Since the accident he has had to sell his breeding sheep and change the system on the farm so he gets other family members and friends to help out with just the dry stock.

George is keen that farmers in Northern Ireland take a look at their insurance policies and make sure they have enough cover. He said that at the time he took out his policy he wasn’t advised to include personal injury in the cover.

Whenever he started to recover in November he rang his NFU insurance agent, only to be told the news that the cover wasn’t in place.

“They never asked me about personal injury. I think I got the cheapest quote so that I would just go ahead with the insurance.

“My main concern is that people aren’t taking care of what they are insuring themselves for. People think it will never happen to them so they go for the cheaper quote.

“My problem is that I have a brain injury because of the gas. My brain has stopped me from walking. Even my doctor says this is a rare case.

“He put up a wall chart and said it was a miracle that I have awareness and everything else. I’m fortunate the way it turned out because it could have been a whole lot worse,” he added.

On the day of the accident George recalls being on a high after getting his best price ever for lambs at Donemana Mart - £107 apiece for 19 lambs.

George takes up the story: “Timothy wanted to go to the market that day with me and had stayed on. He had a keen interest in sheep and gave me help at lambing time. I know him through Boys’ Brigade where I work as a leader and he came up through the ranks. He just loves farming and wants to learn more about farming, especially sheep. He has sheep of his own on his grandmother’s farm.

“I got hen dung mixed and put half of it in for the first cut. Then I 3/4 filled the tank with water and mixed the rest in, then took out the pump and closed the tank.

“I came back approximately five weeks later after the first cut and opened the tank to agitate it again before spreading. I didn’t think much about the gas as it was only in a short while and the slurry wasn’t thick. A quick mix and get it out, I thought,” added George.

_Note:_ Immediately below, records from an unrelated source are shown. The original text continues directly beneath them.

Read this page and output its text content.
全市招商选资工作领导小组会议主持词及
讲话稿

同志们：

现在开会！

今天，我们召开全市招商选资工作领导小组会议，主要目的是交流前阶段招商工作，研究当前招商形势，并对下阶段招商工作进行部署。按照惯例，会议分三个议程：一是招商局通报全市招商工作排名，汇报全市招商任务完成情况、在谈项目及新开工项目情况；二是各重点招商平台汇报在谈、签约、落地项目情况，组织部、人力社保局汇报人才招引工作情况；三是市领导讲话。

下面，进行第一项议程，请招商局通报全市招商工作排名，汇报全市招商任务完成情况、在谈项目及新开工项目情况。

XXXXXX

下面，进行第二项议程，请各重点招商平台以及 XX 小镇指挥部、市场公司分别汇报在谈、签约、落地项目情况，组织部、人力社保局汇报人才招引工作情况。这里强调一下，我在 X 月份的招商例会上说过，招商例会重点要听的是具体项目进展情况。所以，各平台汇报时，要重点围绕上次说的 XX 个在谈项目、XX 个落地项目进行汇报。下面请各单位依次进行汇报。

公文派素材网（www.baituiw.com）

“I had four pet lambs that I had never put to grass in that same shed. They were near ready for market. I only thought about putting them out of the shed after the pumping had started. That is where I went wrong.”

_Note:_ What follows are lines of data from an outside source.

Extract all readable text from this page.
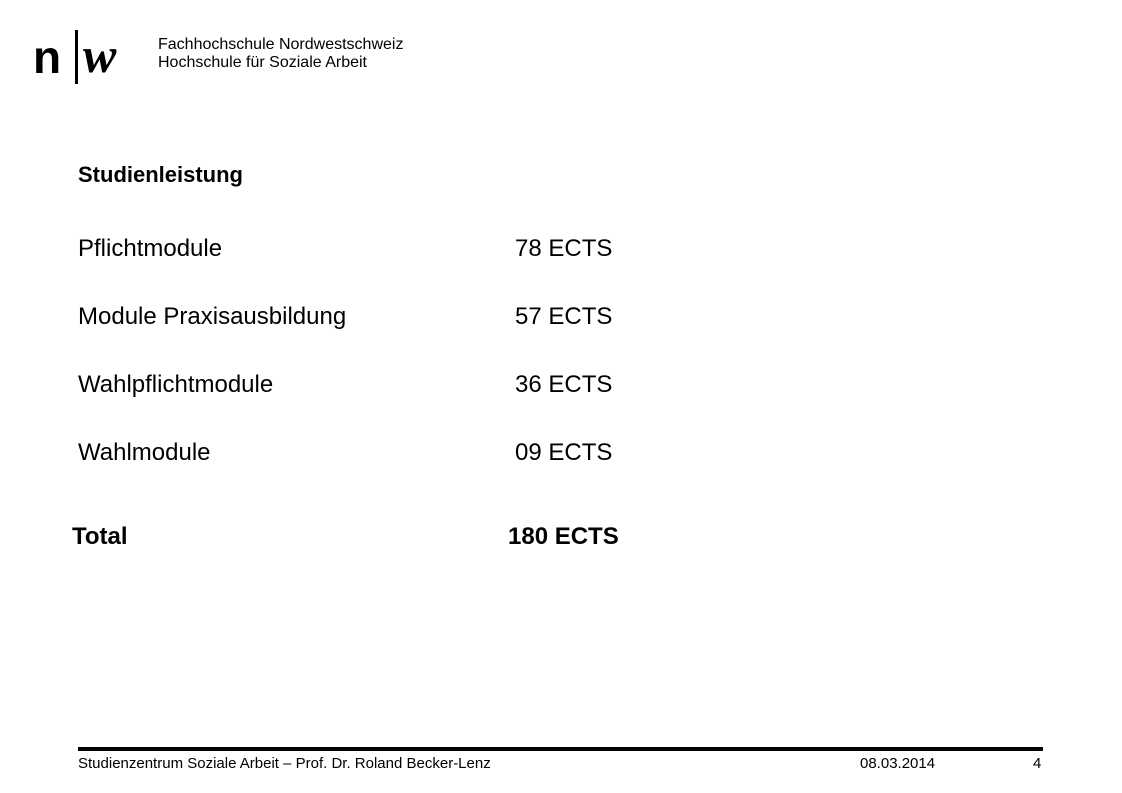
n w	Fachhochschule Nordwestschweiz
Hochschule für Soziale Arbeit
Studienleistung
Pflichtmodule	78 ECTS
Module Praxisausbildung	57 ECTS
Wahlpflichtmodule	36 ECTS
Wahlmodule	09 ECTS
Total	180 ECTS
Studienzentrum Soziale Arbeit – Prof. Dr. Roland Becker-Lenz	08.03.2014	4
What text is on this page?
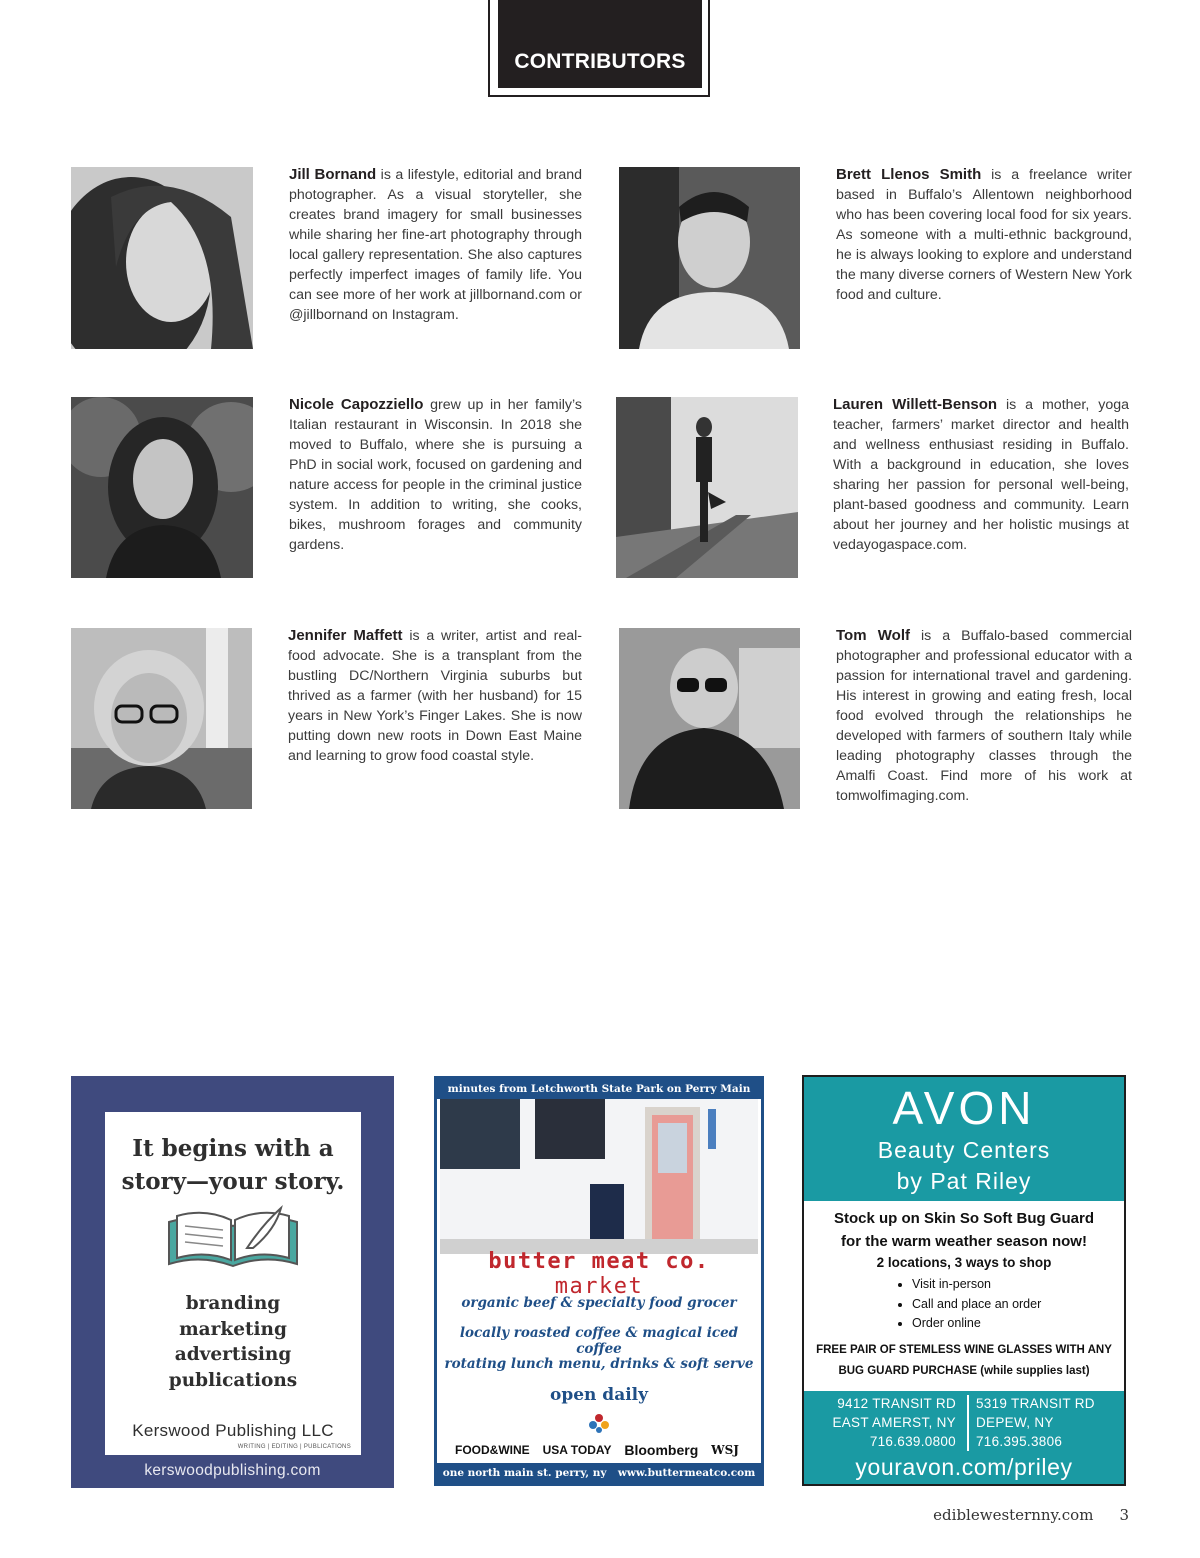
CONTRIBUTORS
Jill Bornand is a lifestyle, editorial and brand photographer. As a visual storyteller, she creates brand imagery for small businesses while sharing her fine-art photography through local gallery representation. She also captures perfectly imperfect images of family life. You can see more of her work at jillbornand.com or @jillbornand on Instagram.
Brett Llenos Smith is a freelance writer based in Buffalo’s Allentown neighborhood who has been covering local food for six years. As someone with a multi-ethnic background, he is always looking to explore and understand the many diverse corners of Western New York food and culture.
Nicole Capozziello grew up in her family’s Italian restaurant in Wisconsin. In 2018 she moved to Buffalo, where she is pursuing a PhD in social work, focused on gardening and nature access for people in the criminal justice system. In addition to writing, she cooks, bikes, mushroom forages and community gardens.
Lauren Willett-Benson is a mother, yoga teacher, farmers’ market director and health and wellness enthusiast residing in Buffalo. With a background in education, she loves sharing her passion for personal well-being, plant-based goodness and community. Learn about her journey and her holistic musings at vedayogaspace.com.
Jennifer Maffett is a writer, artist and real-food advocate. She is a transplant from the bustling DC/Northern Virginia suburbs but thrived as a farmer (with her husband) for 15 years in New York’s Finger Lakes. She is now putting down new roots in Down East Maine and learning to grow food coastal style.
Tom Wolf is a Buffalo-based commercial photographer and professional educator with a passion for international travel and gardening. His interest in growing and eating fresh, local food evolved through the relationships he developed with farmers of southern Italy while leading photography classes through the Amalfi Coast. Find more of his work at tomwolfimaging.com.
It begins with a story—your story.
branding
marketing
advertising
publications
Kerswood Publishing LLC
WRITING | EDITING | PUBLICATIONS
kerswoodpublishing.com
minutes from Letchworth State Park on Perry Main
butter meat co. market
organic beef & specialty food grocer
locally roasted coffee & magical iced coffee
rotating lunch menu, drinks & soft serve
open daily
FOOD&WINE USA TODAY Bloomberg WSJ
one north main st. perry, ny www.buttermeatco.com
AVON
Beauty Centers
by Pat Riley
Stock up on Skin So Soft Bug Guard
for the warm weather season now!
2 locations, 3 ways to shop
• Visit in-person
• Call and place an order
• Order online
FREE PAIR OF STEMLESS WINE GLASSES WITH ANY
BUG GUARD PURCHASE (while supplies last)
9412 TRANSIT RD
EAST AMERST, NY
716.639.0800
5319 TRANSIT RD
DEPEW, NY
716.395.3806
youravon.com/priley
ediblewesternny.com 3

George was found by Timothy who raised the alarm and alerted George’s father Ronnie (79).

“There were neighbouring farmers my mother rang who also helped that day too. They helped as my father got into difficulties so they were the ones that helped save us both.”

Both men were taken to Altnagelvin Hospital for treatment.

“Only for that young boy finding me, I wouldn’t be here today,” noted George.

“I would like to thank the Air Ambulance and all the rescue services deployed that day and the many doctors and nurses and care teams that have brought me so far in my recovery and rehabilitation.

“I would also like to thank my family and many friends who have helped practically and visited and prayed for me over the last nearly seven months.

“I want to thank God that He preserved the part of my brain no doctor could ever fix and for His continued healing to my brain so I will walk independently again,” added George.

Always a farmer first, George recalled sitting up in hospital a few days later.

“I was good after a few days. I was sitting up after three days and watched the weather forecast with Barra Best. It was one of the best forecasts I had ever seen in my life. I couldn’t talk, but I wanted someone to go and cut hay. I couldn’t believe the weather forecast and I had to write down on a sheet to go and get someone to cut the hay. And they cut the hay too you know!

“I don’t want another farmer to go through what I am facing. Even an accident that would leave you out of work for a few months could wreak your farm.

“When that accident happened I was on top of the world because I had sold the lambs for good money. Life changes with a blink and there are so many people out there who think it will never happen to them.

“There’s no point me sitting here if I can’t do good for other people through what happened to me.”